Intorno al 1570 la pala fu spostata sull'altare della Cappella dei Rucellai, una delle più potenti famiglie fiorentine del tempo, e da qui ha poi preso il nome di "Madonna Rucellai". La trecentesca cappella è situata all’estremità destra del transetto, che si può raggiungere da una gradinata sul cui pianerottolo si trova la tomba di Paolo Rucellai (sec. XV). Durante la seconda guerra mondiale fu trasferita provvisoriamente e per motivi di sicurezza alla Galleria degli Uffizi, e qui è rimasta esposta fino ad oggi. In questa grande pala d’altare troviamo già alcuni dei tratti stilistici che caratterizzano la pittura di Duccio e della successiva scuola senese che da origina da lui.
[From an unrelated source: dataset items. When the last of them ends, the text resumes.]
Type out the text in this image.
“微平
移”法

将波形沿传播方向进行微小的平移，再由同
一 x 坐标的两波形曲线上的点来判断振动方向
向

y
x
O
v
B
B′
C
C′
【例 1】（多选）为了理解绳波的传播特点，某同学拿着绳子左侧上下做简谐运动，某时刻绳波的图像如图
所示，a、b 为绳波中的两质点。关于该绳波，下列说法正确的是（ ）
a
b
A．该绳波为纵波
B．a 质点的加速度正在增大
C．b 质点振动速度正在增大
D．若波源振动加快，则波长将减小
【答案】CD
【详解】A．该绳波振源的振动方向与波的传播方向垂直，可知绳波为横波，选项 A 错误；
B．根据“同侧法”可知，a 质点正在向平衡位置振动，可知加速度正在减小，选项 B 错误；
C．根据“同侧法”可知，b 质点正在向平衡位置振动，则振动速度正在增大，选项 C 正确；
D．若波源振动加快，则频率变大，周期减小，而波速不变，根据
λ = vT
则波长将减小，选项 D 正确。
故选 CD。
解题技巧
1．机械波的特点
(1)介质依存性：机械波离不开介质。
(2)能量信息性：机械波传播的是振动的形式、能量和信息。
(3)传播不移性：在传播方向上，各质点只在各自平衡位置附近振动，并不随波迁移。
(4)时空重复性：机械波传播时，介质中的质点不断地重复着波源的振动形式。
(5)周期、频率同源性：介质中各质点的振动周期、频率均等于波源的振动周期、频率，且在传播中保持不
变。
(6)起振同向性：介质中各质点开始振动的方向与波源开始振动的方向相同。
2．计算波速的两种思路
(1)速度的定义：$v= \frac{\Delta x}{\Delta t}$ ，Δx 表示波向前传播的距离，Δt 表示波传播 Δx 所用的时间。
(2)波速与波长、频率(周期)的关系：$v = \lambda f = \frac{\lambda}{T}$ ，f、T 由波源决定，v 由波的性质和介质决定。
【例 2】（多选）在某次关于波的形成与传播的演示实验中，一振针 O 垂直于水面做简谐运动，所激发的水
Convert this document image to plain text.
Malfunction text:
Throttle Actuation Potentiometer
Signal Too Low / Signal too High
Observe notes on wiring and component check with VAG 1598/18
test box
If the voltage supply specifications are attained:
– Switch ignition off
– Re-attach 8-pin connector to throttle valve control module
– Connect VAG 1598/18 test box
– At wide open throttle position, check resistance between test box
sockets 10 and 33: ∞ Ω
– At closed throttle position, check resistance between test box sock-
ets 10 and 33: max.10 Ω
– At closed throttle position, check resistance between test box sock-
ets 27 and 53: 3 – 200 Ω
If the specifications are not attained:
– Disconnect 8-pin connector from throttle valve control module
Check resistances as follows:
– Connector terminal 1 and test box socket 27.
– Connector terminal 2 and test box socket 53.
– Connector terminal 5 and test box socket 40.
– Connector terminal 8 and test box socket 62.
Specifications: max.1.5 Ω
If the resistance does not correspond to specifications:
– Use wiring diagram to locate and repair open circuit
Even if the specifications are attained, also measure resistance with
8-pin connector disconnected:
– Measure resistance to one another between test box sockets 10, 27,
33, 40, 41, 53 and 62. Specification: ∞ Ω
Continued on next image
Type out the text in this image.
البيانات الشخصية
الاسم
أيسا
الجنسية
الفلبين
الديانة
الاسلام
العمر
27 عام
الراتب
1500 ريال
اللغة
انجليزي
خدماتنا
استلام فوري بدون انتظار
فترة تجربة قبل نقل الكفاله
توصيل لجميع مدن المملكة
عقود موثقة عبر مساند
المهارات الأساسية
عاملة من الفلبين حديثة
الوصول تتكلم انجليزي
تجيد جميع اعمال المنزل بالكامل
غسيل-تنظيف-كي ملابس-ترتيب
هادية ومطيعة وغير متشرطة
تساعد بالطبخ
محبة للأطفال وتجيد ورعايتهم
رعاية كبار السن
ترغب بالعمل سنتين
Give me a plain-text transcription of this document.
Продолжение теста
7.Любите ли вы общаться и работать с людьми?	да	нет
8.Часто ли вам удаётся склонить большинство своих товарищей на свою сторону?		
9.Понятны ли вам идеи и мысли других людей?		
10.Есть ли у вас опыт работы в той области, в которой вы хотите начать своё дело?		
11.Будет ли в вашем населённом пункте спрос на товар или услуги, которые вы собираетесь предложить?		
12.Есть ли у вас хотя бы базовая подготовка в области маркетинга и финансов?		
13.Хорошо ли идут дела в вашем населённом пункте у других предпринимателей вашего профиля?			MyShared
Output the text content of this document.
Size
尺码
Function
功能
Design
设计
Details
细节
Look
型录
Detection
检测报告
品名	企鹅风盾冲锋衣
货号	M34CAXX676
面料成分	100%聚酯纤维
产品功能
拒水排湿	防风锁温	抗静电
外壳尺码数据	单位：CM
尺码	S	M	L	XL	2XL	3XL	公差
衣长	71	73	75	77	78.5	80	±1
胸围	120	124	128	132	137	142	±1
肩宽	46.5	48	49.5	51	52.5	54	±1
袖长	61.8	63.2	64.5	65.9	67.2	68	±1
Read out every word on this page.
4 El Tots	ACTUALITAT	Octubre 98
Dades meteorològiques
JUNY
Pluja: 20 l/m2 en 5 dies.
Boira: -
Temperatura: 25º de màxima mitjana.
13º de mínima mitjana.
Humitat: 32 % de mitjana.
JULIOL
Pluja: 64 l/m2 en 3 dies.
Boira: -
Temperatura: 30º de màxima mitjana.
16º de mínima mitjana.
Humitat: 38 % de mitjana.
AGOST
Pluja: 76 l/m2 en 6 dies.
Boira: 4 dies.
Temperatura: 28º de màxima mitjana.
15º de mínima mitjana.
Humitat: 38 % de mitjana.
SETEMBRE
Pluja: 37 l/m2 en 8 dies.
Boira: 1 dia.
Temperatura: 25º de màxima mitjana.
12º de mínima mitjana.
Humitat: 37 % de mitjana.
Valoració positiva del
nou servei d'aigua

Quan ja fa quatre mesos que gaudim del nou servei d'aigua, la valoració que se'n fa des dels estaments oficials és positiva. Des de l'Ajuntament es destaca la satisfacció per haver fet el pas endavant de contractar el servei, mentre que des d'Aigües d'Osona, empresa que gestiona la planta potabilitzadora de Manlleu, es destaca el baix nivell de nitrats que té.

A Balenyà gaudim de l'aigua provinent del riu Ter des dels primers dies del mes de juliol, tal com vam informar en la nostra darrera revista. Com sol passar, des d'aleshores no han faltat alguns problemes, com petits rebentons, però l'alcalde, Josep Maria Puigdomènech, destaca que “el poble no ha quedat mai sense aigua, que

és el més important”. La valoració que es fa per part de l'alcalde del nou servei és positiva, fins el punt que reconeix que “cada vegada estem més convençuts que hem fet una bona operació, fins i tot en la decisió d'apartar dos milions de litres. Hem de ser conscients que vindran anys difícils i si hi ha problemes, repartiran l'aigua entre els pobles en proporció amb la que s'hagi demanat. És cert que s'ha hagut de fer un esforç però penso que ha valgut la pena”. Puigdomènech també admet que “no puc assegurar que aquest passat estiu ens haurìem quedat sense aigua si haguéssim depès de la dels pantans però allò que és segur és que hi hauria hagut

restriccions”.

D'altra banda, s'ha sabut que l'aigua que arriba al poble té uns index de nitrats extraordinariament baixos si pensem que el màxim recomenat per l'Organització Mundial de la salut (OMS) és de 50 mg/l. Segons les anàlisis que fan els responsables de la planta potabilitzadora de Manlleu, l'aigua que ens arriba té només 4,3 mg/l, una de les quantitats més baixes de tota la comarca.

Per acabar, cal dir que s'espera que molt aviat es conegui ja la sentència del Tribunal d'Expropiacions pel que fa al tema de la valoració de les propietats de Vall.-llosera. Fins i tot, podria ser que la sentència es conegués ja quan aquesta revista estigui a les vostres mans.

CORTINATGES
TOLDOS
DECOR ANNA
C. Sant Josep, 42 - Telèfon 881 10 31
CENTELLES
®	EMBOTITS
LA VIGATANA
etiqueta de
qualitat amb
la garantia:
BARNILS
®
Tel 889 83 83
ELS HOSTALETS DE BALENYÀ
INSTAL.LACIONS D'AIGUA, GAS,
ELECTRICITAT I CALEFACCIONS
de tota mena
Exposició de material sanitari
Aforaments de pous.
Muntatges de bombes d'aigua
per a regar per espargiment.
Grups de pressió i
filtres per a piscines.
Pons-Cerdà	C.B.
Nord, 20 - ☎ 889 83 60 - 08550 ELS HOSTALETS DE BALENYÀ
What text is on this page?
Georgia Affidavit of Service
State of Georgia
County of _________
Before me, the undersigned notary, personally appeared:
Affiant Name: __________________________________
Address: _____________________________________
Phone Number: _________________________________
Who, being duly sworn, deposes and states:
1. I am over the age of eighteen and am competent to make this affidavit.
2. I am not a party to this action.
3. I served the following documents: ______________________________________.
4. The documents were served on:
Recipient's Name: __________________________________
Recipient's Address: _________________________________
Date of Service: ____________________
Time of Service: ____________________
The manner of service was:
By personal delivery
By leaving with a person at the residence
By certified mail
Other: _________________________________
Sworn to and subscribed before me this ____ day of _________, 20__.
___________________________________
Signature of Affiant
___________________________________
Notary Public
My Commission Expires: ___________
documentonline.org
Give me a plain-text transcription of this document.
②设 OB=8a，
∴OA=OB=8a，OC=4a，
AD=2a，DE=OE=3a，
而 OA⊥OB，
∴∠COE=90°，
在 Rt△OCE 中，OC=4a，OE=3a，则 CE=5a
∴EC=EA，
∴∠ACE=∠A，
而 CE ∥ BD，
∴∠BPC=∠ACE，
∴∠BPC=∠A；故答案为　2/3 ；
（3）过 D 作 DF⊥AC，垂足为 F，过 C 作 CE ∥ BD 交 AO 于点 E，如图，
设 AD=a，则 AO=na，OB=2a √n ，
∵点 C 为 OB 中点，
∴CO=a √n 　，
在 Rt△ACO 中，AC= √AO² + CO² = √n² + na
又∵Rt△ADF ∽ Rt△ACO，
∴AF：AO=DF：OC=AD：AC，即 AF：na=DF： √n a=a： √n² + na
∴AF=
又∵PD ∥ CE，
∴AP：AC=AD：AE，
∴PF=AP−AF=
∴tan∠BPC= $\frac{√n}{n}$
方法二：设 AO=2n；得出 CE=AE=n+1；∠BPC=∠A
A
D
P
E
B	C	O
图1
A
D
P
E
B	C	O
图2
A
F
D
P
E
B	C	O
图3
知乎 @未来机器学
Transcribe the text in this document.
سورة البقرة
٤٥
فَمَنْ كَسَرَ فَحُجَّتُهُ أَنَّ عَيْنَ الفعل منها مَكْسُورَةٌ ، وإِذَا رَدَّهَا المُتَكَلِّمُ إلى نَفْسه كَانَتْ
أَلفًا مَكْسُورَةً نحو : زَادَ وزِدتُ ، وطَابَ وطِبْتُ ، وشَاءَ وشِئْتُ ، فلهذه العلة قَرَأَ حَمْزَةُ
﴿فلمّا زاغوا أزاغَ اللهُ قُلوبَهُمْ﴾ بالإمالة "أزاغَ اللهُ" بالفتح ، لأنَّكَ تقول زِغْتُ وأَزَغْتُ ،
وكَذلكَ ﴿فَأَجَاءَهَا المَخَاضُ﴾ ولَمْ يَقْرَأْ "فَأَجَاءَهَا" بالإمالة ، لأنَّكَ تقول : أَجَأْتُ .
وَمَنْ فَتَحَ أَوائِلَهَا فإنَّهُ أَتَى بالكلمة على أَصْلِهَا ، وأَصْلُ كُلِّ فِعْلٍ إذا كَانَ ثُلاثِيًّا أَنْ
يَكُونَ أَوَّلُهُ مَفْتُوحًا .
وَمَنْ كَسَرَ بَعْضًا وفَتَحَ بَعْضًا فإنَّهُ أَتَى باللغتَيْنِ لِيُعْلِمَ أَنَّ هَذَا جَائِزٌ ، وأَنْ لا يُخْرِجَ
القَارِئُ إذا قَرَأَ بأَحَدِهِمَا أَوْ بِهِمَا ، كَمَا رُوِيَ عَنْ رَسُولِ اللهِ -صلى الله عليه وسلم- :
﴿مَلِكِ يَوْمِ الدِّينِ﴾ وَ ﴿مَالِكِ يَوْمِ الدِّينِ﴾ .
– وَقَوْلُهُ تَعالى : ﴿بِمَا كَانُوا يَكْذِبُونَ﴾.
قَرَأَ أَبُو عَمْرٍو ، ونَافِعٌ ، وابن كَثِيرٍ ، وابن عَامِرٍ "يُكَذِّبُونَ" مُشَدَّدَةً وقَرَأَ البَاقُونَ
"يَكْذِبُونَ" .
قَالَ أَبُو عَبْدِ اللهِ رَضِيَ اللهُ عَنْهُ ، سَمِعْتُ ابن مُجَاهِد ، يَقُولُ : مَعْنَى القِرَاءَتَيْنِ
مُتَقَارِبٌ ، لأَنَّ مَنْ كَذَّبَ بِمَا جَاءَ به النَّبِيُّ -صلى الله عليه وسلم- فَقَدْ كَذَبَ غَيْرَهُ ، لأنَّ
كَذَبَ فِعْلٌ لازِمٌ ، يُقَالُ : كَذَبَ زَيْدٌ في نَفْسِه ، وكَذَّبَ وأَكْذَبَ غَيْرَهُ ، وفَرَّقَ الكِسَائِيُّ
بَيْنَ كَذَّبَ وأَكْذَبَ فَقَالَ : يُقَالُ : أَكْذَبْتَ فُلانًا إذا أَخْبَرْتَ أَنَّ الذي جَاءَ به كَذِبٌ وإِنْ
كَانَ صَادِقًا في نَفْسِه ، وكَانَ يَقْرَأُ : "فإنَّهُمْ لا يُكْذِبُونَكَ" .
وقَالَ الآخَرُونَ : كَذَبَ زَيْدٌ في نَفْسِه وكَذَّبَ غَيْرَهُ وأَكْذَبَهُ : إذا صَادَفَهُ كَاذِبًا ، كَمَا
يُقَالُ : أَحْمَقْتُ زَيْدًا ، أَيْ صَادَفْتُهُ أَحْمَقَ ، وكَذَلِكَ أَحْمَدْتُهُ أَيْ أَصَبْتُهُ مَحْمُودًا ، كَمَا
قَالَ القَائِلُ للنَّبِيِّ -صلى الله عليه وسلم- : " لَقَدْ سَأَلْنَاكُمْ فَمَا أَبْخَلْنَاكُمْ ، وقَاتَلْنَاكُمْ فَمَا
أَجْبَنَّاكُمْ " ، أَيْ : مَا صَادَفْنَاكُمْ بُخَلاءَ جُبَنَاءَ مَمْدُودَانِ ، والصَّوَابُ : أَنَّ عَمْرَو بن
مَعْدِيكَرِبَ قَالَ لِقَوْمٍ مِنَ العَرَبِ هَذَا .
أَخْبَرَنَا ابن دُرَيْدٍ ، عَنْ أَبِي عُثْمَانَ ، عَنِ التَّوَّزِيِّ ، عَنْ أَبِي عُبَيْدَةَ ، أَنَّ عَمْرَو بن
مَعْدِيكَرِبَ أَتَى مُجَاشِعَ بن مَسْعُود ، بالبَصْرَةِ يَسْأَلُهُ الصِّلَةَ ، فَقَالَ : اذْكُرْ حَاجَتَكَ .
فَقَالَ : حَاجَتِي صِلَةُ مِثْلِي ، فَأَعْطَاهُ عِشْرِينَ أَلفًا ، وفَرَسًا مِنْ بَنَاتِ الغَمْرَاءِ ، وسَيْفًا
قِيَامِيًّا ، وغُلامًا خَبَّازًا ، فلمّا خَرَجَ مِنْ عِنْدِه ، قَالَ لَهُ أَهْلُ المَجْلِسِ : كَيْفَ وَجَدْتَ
La tavola è stata attribuita a Cimabue da Vasari e critici almeno fino alla fine dell’Ottocento, ma la paternità di Duccio è sicuramente attestata dal contratto di commissione ritrovato nel XVIII secolo. Rispetto alla pala di Santa Trinità di Cimabue, questa Maestà di Duccio ha una costruzione spaziale molto più incerta e labile. Il trono è posto in tralice, ma non dà profondità alla scatola prospettica. Gli angeli, posti sui lati del trono, sono collocati in verticale perfetta: non hanno un piano reale d’appoggio ma si pongono uno sulla testa dell’altro. La tavola ha caratteri stilistici che sono molto diversi dallo stile bizantino, stile dal quale, del resto, anche Duccio proviene per formazione. Il sottile bordino dorato del manto della Madonna crea una linea di chiara matrice gotica. Di gusto gotico è anche il cromatismo molto intenso della tavola, con colori squillanti e intensi. Una corona di santi si snoda lungo il bordo della cornice fra cui si riconosce anche un sant'Agostino.

 

 

Duccio da Boninsegna (1255-1316 ca)

La data di nascita di Duccio, sulla quale non si hanno peraltro notizie precise, è posta concordemente dalla critica intorno al 1255. Il nome dell'artista ricorre per la prima volta in un documento del 16 novembre 1278 relativo a un pagamento di 40 soldi fatto a "Duccio pictori" dall'Ufficio della Biccherna del Comune di Siena per aver dipinto dodici casse per la custodia dei documenti. A questa data il pittore è in grado di riscuotere pagamenti per lavori eseguiti. Altri pagamenti sono registrati nel 1279 al 1295 per la pittura delle perdute tavolette dei registri della Biccherna. E' del 1280 la prima notizia riguardante le multe che il Comune di Siena inflisse più volte all'artista nel corso degli anni. Nel 1285 i rettori della Società dei Laudesi di Santa Maria Novella a Firenze commettono per la propria sede a "Duccio quondam Boninsegne pictori senesi" una grande tavola dedicata alla Madonna, oggi concordemente indicata con la Madonna Rucellai. Del 1287-1288 sono i documenti relativi alla grande vetrata del Duomo di Siena.

Nel 1295 fa parte della Commissione circa la controversia per l'erezione della Fonte Nova o Fonte Ovile. Nel 1308 Jacopo de' Marescotti commette a Duccio la grandiosa pala della Maestà collocata sull'altare maggiore del Duomo senese. Da un contratto con Messer Tommaso di Dino, risulta che Duccio abitava presso la porta Stalloreggi, nel popolo di San Quirico, in una casa in comproprietà con Pino e Bernardino di Arriguccio di Dietisalvi. Di lui scrisse Lorenzo Ghiberti nei suoi Commentari datati 1450: "Fu in Siena ancora Duccio il quale fu nobilissimo pittore: tenne la maniera greca. E' di sua mano la tavola maggiore del Duomo di Siena: è nella parte dinanzi la incoronazione di Nostra Donna e nella parte di dietro il testamento nuovo. Questa tavola fu fatta eccellentemente e dottamente, è cosa magnifica e fu nobilissimo pittore."